Recurrent Neural Network (RNN)ΒΆ
When training recurrent neural networks for sequence modelling, we can easily obtain one loss per element of the output sequences. If the gradients of these losses are likely to conflict, Jacobian descent can be leveraged to enhance optimization.
import torch
from torch.nn import RNN
from torch.optim import SGD
from torchjd import backward
from torchjd.aggregation import UPGrad
rnn = RNN(input_size=10, hidden_size=20, num_layers=2)
optimizer = SGD(rnn.parameters(), lr=0.1)
aggregator = UPGrad()
inputs = torch.randn(8, 5, 3, 10) # 8 batches of 3 sequences of length 5 and of dim 10.
targets = torch.randn(8, 5, 3, 20) # 8 batches of 3 sequences of length 5 and of dim 20.
for input, target in zip(inputs, targets):
output, _ = rnn(input) # output is of shape [5, 3, 20].

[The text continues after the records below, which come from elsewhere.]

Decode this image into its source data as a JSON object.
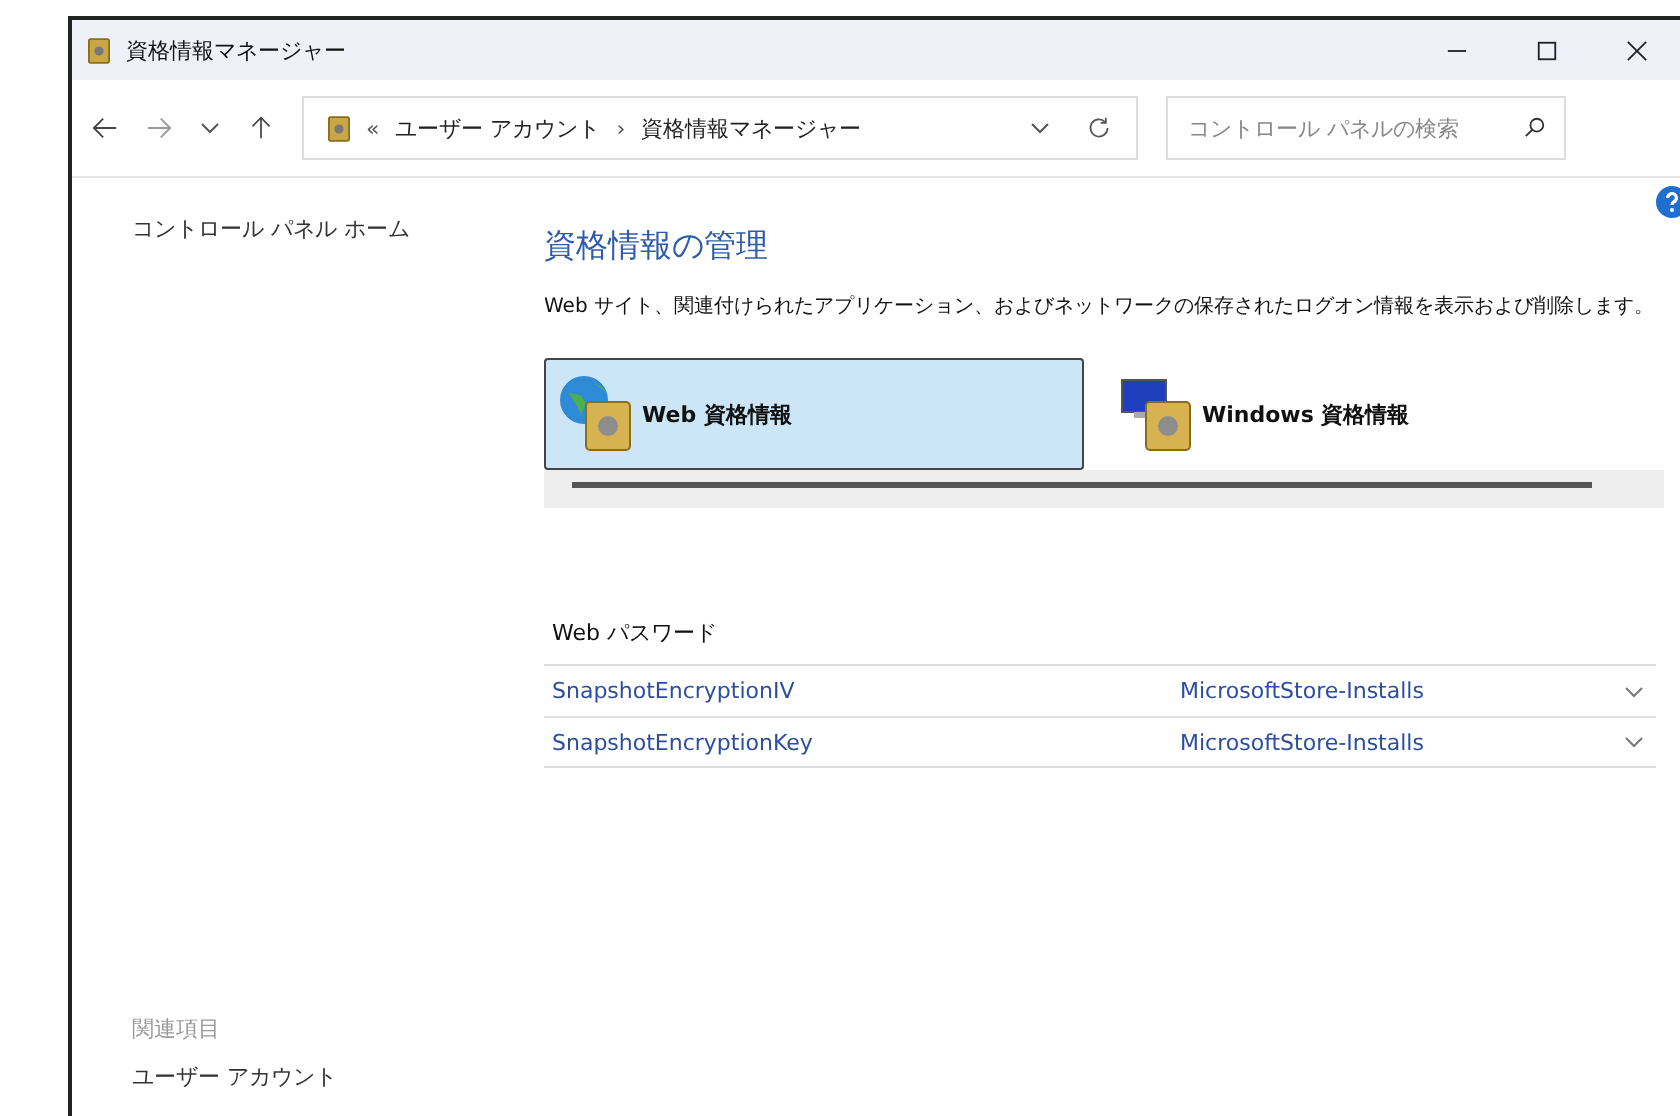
{
  "window": {
    "title": "資格情報マネージャー"
  },
  "address": {
    "separator": "«",
    "path": [
      "ユーザー アカウント",
      "資格情報マネージャー"
    ],
    "path_separator": "›"
  },
  "search": {
    "placeholder": "コントロール パネルの検索"
  },
  "sidebar": {
    "home": "コントロール パネル ホーム",
    "related_heading": "関連項目",
    "related_links": [
      "ユーザー アカウント"
    ]
  },
  "main": {
    "heading": "資格情報の管理",
    "description": "Web サイト、関連付けられたアプリケーション、およびネットワークの保存されたログオン情報を表示および削除します。"
  },
  "tabs": [
    {
      "label": "Web 資格情報",
      "kind": "web",
      "selected": true
    },
    {
      "label": "Windows 資格情報",
      "kind": "windows",
      "selected": false
    }
  ],
  "section": {
    "title": "Web パスワード",
    "rows": [
      {
        "name": "SnapshotEncryptionIV",
        "source": "MicrosoftStore-Installs"
      },
      {
        "name": "SnapshotEncryptionKey",
        "source": "MicrosoftStore-Installs"
      }
    ]
  }
}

losses = ((output - target) ** 2).mean(dim=[1, 2]) # 1 loss per sequence element.
optimizer.zero_grad()
backward(losses, aggregator, parallel_chunk_size=1)
optimizer.step()
Note
At the time of writing, there seems to be an incompatibility between torch.vmap
and
torch.nn.RNN
when running on CUDA (see this issue for more info), so we advise to set the
parallel_chunk_size
to 1
to avoid using torch.vmap
. To improve performance, you can
check whether parallel_chunk_size=None
(maximal parallelization) works on your side.